More parties, more opera, theatre, galleries and travel, including several Highland holidays with some modest hill-walking. And many more good-natured arguments as Jean and I wrangled over the respective merits and demerits of Edinburgh and Glasgow. With some justice she believed the capital was privileged at the expense of Glasgow’s more grievous economic needs; more so when the Scottish parliament, for which she voted, secured its ambitious new seat at Holyrood.

(Image: The Tron)

Jean’s love for Scotland and its culture never faltered, but in her later years the political appeal of Home Rule mutated into support for the federalist option – one that has gained traction more recently. The apotheosis of her cultural activism came in 1990, when Glasgow opened its year of European City of Culture.

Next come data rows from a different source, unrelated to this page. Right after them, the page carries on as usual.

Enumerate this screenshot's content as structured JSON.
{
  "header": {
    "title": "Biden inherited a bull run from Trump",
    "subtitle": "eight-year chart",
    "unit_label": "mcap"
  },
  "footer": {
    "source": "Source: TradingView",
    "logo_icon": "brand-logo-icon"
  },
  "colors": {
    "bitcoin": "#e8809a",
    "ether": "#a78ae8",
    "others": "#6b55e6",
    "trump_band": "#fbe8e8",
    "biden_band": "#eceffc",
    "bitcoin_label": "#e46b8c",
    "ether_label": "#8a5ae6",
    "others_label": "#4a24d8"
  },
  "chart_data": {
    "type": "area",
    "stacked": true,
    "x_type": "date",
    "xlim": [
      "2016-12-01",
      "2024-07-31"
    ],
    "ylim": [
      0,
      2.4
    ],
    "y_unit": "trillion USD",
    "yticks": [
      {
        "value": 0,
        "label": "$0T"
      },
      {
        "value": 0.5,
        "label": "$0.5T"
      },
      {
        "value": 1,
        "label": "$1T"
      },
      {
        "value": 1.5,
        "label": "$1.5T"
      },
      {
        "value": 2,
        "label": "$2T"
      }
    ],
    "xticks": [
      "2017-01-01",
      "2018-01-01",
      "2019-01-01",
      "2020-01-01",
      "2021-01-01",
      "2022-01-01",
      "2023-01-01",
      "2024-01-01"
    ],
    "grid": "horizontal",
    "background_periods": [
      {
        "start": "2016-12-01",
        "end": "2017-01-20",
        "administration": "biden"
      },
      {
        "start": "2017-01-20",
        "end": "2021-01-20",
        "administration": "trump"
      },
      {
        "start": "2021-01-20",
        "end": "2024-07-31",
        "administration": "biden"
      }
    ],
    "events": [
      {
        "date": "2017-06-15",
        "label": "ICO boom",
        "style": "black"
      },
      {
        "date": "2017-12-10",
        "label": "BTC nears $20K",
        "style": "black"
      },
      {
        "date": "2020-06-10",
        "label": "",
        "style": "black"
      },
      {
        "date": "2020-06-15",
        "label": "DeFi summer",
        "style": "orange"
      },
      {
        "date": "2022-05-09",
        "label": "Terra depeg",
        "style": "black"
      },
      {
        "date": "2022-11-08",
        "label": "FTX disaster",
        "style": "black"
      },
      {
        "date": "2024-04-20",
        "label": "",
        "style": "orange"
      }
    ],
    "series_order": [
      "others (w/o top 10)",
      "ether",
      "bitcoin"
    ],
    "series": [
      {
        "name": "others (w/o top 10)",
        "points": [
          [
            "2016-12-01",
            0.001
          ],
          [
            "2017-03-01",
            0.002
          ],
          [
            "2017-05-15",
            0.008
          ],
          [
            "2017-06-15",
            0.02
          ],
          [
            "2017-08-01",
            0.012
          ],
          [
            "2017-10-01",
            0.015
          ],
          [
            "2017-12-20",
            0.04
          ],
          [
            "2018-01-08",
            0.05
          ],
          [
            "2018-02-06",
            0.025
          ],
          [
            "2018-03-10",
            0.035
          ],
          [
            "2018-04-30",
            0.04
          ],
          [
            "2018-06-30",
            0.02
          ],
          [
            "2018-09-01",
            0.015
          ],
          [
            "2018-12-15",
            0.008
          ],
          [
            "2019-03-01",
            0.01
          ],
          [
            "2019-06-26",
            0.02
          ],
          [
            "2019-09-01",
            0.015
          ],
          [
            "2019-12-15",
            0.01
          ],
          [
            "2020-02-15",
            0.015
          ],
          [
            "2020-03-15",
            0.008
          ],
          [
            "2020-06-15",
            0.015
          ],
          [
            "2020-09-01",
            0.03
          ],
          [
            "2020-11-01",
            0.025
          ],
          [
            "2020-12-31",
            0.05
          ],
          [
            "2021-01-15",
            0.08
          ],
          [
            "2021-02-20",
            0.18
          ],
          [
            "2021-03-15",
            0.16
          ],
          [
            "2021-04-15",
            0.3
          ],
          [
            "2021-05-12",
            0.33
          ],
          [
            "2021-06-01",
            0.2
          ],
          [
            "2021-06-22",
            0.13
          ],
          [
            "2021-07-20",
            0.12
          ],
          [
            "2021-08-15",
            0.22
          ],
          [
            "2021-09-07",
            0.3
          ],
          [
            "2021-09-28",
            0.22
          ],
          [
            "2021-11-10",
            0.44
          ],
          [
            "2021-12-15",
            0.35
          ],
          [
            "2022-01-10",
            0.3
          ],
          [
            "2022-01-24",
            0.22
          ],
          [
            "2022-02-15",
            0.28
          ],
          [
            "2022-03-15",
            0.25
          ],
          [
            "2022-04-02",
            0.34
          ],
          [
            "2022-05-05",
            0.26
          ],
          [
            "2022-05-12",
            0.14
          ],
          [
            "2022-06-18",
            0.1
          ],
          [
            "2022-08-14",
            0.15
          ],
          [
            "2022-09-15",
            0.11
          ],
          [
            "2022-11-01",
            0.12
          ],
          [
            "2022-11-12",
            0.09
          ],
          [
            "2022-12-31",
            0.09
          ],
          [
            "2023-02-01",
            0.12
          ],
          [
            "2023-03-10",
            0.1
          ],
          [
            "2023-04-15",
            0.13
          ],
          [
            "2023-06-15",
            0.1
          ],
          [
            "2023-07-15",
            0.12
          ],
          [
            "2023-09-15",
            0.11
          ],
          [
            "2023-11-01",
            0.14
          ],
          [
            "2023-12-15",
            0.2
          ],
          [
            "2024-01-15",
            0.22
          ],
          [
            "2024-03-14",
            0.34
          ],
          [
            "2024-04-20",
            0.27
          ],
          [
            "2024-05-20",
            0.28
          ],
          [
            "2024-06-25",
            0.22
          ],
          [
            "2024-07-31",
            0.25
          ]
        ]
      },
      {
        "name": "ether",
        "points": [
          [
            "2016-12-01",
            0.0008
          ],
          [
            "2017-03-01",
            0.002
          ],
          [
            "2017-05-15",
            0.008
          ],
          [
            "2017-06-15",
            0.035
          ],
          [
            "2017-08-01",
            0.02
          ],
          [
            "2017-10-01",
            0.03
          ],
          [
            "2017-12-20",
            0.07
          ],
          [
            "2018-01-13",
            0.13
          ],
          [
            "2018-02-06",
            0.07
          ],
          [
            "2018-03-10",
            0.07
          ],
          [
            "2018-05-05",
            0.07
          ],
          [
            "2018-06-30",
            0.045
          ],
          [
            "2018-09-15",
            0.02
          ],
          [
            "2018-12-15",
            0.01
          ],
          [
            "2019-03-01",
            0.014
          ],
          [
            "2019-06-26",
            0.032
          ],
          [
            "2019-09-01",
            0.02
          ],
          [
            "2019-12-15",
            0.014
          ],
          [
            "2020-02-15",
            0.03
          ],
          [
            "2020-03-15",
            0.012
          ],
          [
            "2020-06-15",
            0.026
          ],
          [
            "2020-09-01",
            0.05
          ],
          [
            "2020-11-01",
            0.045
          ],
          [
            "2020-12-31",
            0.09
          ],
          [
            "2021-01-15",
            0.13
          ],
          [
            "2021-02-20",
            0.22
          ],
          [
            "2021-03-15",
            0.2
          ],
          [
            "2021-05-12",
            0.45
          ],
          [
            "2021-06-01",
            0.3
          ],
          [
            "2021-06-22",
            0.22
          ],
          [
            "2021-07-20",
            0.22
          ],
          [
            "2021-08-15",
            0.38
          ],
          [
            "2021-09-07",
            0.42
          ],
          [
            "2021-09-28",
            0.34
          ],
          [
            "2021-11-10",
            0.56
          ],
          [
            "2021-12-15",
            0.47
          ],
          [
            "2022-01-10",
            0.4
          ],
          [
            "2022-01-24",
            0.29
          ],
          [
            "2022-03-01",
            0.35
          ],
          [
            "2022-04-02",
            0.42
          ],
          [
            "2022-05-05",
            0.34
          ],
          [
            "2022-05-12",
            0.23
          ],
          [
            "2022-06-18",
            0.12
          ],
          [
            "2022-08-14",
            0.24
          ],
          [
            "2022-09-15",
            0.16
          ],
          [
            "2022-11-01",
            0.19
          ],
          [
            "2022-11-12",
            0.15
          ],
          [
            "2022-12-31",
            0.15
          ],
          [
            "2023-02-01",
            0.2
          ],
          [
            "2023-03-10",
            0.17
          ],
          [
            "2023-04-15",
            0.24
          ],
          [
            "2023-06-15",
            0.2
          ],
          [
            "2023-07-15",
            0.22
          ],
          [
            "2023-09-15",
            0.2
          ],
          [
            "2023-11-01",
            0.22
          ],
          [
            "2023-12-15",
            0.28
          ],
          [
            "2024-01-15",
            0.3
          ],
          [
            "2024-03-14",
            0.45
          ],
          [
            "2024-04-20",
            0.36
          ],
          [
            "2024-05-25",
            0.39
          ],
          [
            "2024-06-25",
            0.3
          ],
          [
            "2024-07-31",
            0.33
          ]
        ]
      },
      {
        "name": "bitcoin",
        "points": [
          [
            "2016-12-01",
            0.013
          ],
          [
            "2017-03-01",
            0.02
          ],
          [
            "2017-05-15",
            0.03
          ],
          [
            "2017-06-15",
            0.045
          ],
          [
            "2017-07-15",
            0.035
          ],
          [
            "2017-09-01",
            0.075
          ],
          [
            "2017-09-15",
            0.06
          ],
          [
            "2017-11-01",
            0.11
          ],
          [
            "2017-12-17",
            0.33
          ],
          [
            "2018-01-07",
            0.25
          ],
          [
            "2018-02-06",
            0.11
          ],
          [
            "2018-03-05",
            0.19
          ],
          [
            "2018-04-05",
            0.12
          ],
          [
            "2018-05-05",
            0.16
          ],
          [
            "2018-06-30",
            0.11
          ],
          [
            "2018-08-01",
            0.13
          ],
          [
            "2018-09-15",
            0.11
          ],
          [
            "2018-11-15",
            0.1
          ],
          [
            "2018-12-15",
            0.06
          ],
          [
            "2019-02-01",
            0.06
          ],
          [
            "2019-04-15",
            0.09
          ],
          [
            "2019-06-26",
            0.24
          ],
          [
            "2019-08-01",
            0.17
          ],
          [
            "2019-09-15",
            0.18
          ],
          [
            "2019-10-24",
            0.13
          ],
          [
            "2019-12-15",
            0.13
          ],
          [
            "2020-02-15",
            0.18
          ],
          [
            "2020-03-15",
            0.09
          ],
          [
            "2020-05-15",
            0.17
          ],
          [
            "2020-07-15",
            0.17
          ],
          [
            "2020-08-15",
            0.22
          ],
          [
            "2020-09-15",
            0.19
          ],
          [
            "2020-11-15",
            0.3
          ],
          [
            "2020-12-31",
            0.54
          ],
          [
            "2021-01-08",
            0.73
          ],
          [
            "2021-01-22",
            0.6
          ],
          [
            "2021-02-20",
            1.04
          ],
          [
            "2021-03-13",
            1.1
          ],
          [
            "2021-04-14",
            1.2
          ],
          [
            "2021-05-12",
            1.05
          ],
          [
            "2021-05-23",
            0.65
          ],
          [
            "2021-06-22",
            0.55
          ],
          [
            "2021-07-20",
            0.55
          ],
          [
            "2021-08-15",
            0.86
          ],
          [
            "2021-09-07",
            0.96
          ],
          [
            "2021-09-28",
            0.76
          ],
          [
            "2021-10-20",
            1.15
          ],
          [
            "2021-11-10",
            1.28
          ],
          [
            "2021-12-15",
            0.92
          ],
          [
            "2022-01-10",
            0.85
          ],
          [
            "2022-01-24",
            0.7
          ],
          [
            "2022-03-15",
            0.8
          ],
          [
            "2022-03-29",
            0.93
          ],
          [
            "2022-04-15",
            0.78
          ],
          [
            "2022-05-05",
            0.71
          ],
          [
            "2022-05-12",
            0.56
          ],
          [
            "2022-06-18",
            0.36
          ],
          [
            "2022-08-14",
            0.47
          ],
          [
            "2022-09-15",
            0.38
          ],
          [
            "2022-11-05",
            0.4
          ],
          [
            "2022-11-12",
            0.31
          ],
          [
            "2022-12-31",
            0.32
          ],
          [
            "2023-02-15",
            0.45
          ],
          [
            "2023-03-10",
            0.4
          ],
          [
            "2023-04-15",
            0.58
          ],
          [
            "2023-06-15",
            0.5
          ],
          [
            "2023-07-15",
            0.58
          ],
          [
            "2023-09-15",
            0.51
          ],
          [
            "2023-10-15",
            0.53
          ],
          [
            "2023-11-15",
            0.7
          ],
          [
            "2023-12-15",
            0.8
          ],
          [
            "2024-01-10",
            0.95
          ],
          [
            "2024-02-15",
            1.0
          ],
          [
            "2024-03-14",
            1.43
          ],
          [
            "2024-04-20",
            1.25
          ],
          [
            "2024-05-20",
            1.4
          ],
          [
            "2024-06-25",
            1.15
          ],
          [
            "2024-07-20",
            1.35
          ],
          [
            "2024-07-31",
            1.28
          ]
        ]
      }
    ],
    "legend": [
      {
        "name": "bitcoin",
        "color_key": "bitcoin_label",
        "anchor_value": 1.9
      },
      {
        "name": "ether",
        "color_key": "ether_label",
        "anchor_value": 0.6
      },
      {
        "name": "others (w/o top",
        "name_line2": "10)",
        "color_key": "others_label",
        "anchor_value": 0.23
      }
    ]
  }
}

She had left the TES and joined the PR department of Strathclyde Region when it was formed in 1978, and retired at its demise in 1996, working first in education and social services, both areas for which her left-leaning convictions had ambitions. But the department had the sense to recognise her passion for the performing arts, her faith in their transforming power for impoverished communities, and her experience in campaigning for the establishment of the Tron Theatre in Glasgow. She was appointed lead contact for City of Culture publicity.

It was, she said, not only the high point of her career but of her life, and I would tease her that Glasgow had finally given Edinburgh some cultural competition. And The Herald, which to her disapproval had dropped the “Glasgow” from its masthead in the early 90s, even name-checked Jean Reid “for a perfect attendance badge for the Year of Culture” in the Diary.